The phone section of the Fritz manager gives a log of all calls made and received.
It's worth mentioning that there is third party software available for the box, which Fritz users tell me is a major plus. One add-on can output the call log to a spreadsheet for analysis. Another add-on gives the box TAPI support, so users can dial Outlook contacts, or numbers on Web pages (viewed in Firefox) by clicking them.

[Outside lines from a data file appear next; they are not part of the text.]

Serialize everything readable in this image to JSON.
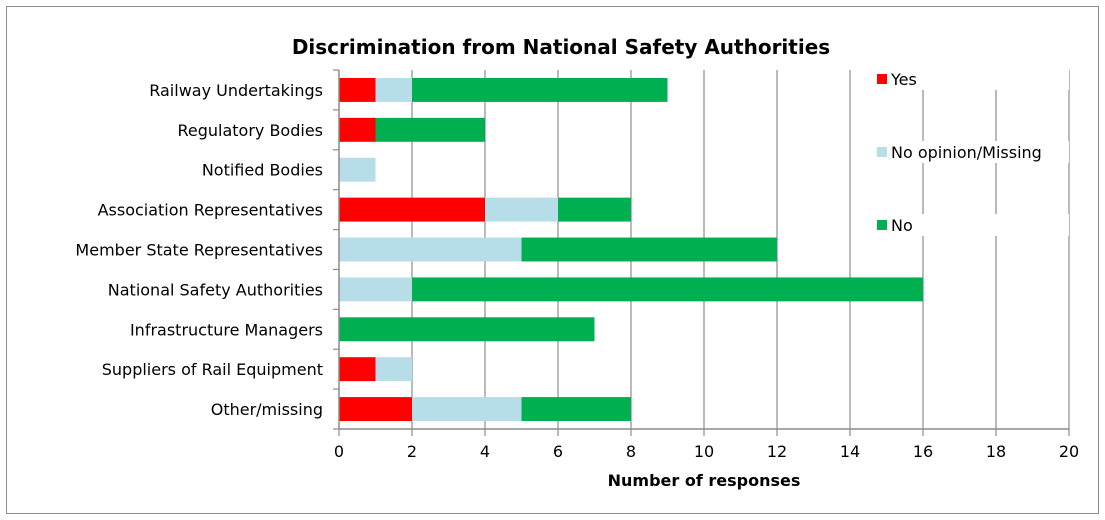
{
  "chart_data": {
    "type": "bar",
    "orientation": "horizontal",
    "stacked": true,
    "title": "Discrimination from National Safety Authorities",
    "xlabel": "Number of responses",
    "ylabel": "",
    "xlim": [
      0,
      20
    ],
    "xticks": [
      0,
      2,
      4,
      6,
      8,
      10,
      12,
      14,
      16,
      18,
      20
    ],
    "grid": "vertical",
    "legend_position": "right",
    "categories": [
      "Railway Undertakings",
      "Regulatory Bodies",
      "Notified Bodies",
      "Association Representatives",
      "Member State Representatives",
      "National Safety Authorities",
      "Infrastructure Managers",
      "Suppliers of Rail Equipment",
      "Other/missing"
    ],
    "series": [
      {
        "name": "Yes",
        "color": "#ff0000",
        "values": [
          1,
          1,
          0,
          4,
          0,
          0,
          0,
          1,
          2
        ]
      },
      {
        "name": "No opinion/Missing",
        "color": "#b7dde8",
        "values": [
          1,
          0,
          1,
          2,
          5,
          2,
          0,
          1,
          3
        ]
      },
      {
        "name": "No",
        "color": "#00b050",
        "values": [
          7,
          3,
          0,
          2,
          7,
          14,
          7,
          0,
          3
        ]
      }
    ]
  }
}
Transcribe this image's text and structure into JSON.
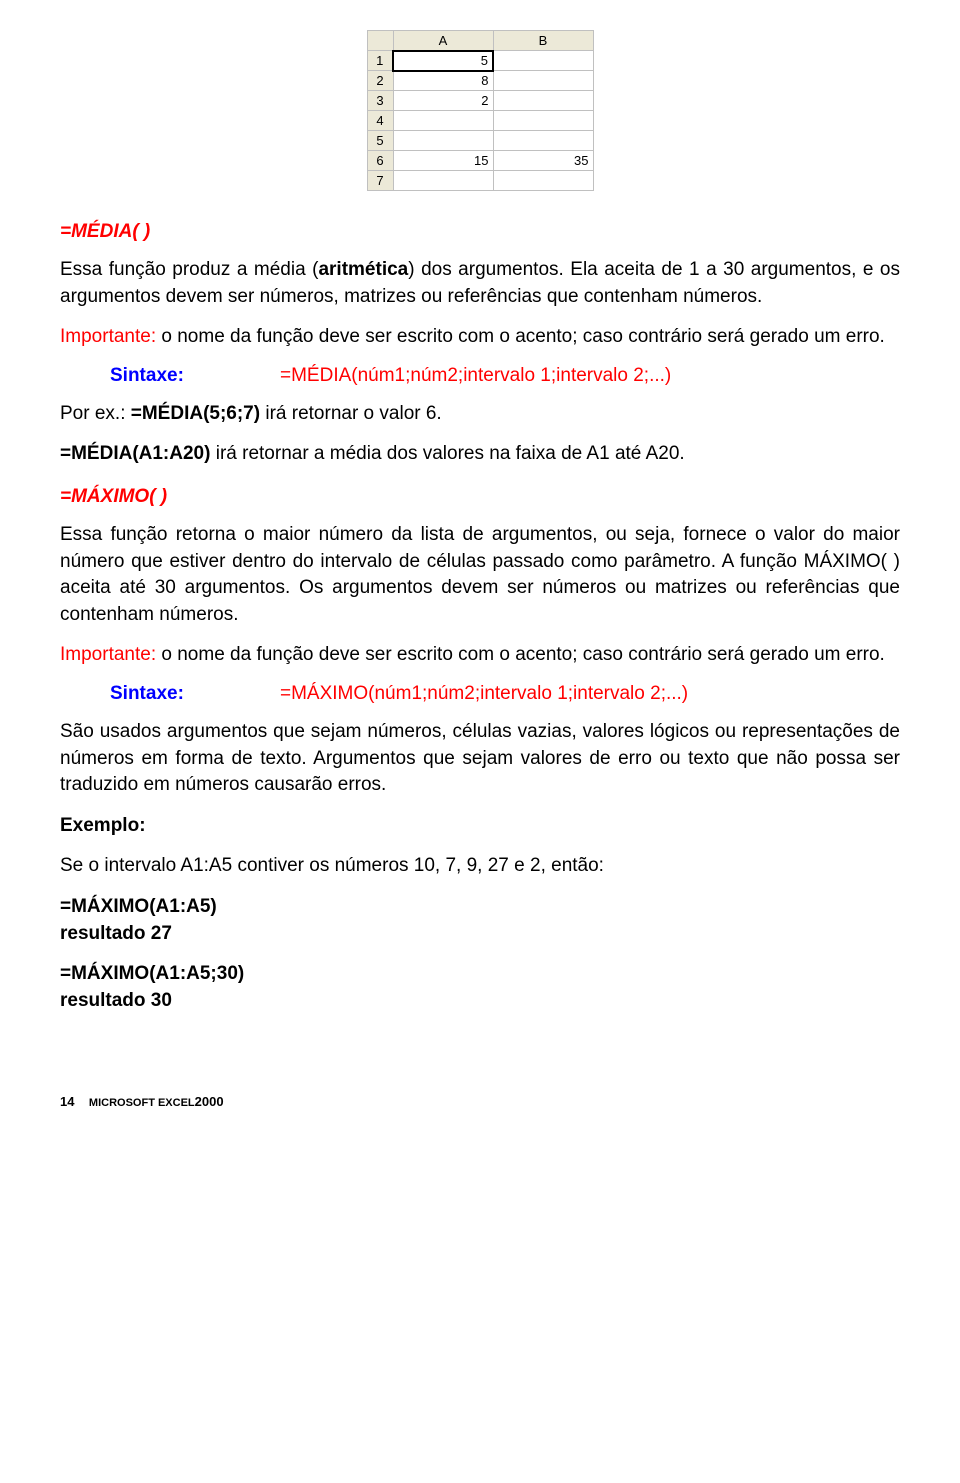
{
  "spreadsheet": {
    "col_headers": [
      "A",
      "B"
    ],
    "row_headers": [
      "1",
      "2",
      "3",
      "4",
      "5",
      "6",
      "7"
    ],
    "cells": {
      "A1": "5",
      "A2": "8",
      "A3": "2",
      "A4": "",
      "A5": "",
      "A6": "15",
      "A7": "",
      "B1": "",
      "B2": "",
      "B3": "",
      "B4": "",
      "B5": "",
      "B6": "35",
      "B7": ""
    },
    "selected_cell": "A1",
    "header_bg": "#ece9d8",
    "header_border": "#aca899",
    "cell_bg": "#ffffff",
    "cell_border": "#c0c0c0"
  },
  "media": {
    "heading": "=MÉDIA( )",
    "p1a": "Essa função produz a média (",
    "p1b": "aritmética",
    "p1c": ") dos argumentos. Ela aceita de 1 a 30 argumentos, e os argumentos devem ser números, matrizes ou referências que contenham números.",
    "imp_label": "Importante:",
    "imp_text": " o nome da função deve ser escrito com o acento; caso contrário será gerado um erro.",
    "sintaxe_label": "Sintaxe:",
    "sintaxe_value": "=MÉDIA(núm1;núm2;intervalo 1;intervalo 2;...)",
    "ex1a": "Por ex.: ",
    "ex1b": "=MÉDIA(5;6;7)",
    "ex1c": "  irá retornar o valor 6.",
    "ex2a": "=MÉDIA(A1:A20)",
    "ex2b": " irá retornar a média dos valores na faixa de A1 até A20."
  },
  "maximo": {
    "heading": "=MÁXIMO( )",
    "p1": "Essa função retorna o maior número da lista de argumentos, ou seja, fornece o valor do maior número que estiver dentro do intervalo de células passado como parâmetro. A função MÁXIMO( ) aceita até 30 argumentos. Os argumentos devem ser números ou matrizes ou referências que contenham números.",
    "imp_label": "Importante:",
    "imp_text": " o nome da função deve ser escrito com o acento; caso contrário será gerado um erro.",
    "sintaxe_label": "Sintaxe:",
    "sintaxe_value": "=MÁXIMO(núm1;núm2;intervalo 1;intervalo 2;...)",
    "p2": "São usados argumentos que sejam números, células vazias, valores lógicos ou representações de números em forma de texto. Argumentos que sejam valores de erro ou texto que não possa ser traduzido em números causarão erros.",
    "exemplo_label": "Exemplo:",
    "exemplo_text": "Se o intervalo A1:A5 contiver os números 10, 7, 9, 27 e 2, então:",
    "r1a": "=MÁXIMO(A1:A5)",
    "r1b": "resultado 27",
    "r2a": "=MÁXIMO(A1:A5;30)",
    "r2b": "resultado 30"
  },
  "footer": {
    "page": "14",
    "product": "MICROSOFT EXCEL",
    "year": "2000"
  }
}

Those with ISDN have even more options. The device can connect up to an ISDN line, but can also have ISDN terminal equipment (phones and the like) attached to it, whether or not an ISDN line is present. This wouldl allow, for instance, small offices that have ISDN equipment to plug this in, and cancel the ISDN line. If the office has an ISDN PBX, this can plug in, giving even more extensions.
Good WLAN set-up
The wireless LAN includes the options for "g++", a speed boost option similar to that offered by D-Link in its 2XR products. This is available if using AVM's USB Wi-Fi adapter.
For added security, the fairly standard options of hiding the SSID and limiting access to known MAC addresses are included. It also gives the option to reduce the WLAN transmit power to avoid causing trouble to the neighbours.
Nice system control
The system settings surprised us with the number of "extras". There's a full event log, which can be printed, or e-mailed dily, weekly or motnyly - once you give it your ISP's SMTP server and your email address.
Another good idea is a night service, that can turn the WLAN off between specified times to save power. It won't turn off till the last device disconnects, and can be re-activated by dialling a simple code in one of the phones. It can also put the phones on "do not disturb".
Some of these settings are deemed to be complicated. They can be hidden or revealed with an "expert settings" check box.
To our surprise, when anything looked odd, the online help answered our questions. The PDF manual on the CD was also surprisingly good: well-translated, informative, and indexed.
The rest of the range
For users with no ISDN equipment, there is a Fritz! Box Fon WLAN device that is £20 cheaper. It can still be connected to ISDN or POTS lines, but won't support ISDN phones or PBXs. It has only one LAN port.
Another box is available in Germany, which is expected to come to the UK, at a higher price, in a few months' time. This has four LAN ports and a USB host for printers or storage devices. It also allows the Fritz USB stick to act as a security key: plug it into the box, and then into the client system, and it will set-up a secure WLAN connection.
In a world where products tend to have names like DG834N, it's nice to meet one named Fritz. If AVM increases its profile in the UK, Fritz should do very well indeed.
Fritz! is the best-value single-box communication system for a small office that we have seen. An excellently designed and managed device, it supports up to ten VOIP accounts and provides a three-line PBX which uses them independently of any PCs. Small offices with ISDN equipment could have even more extensions and do away with the ISDN line.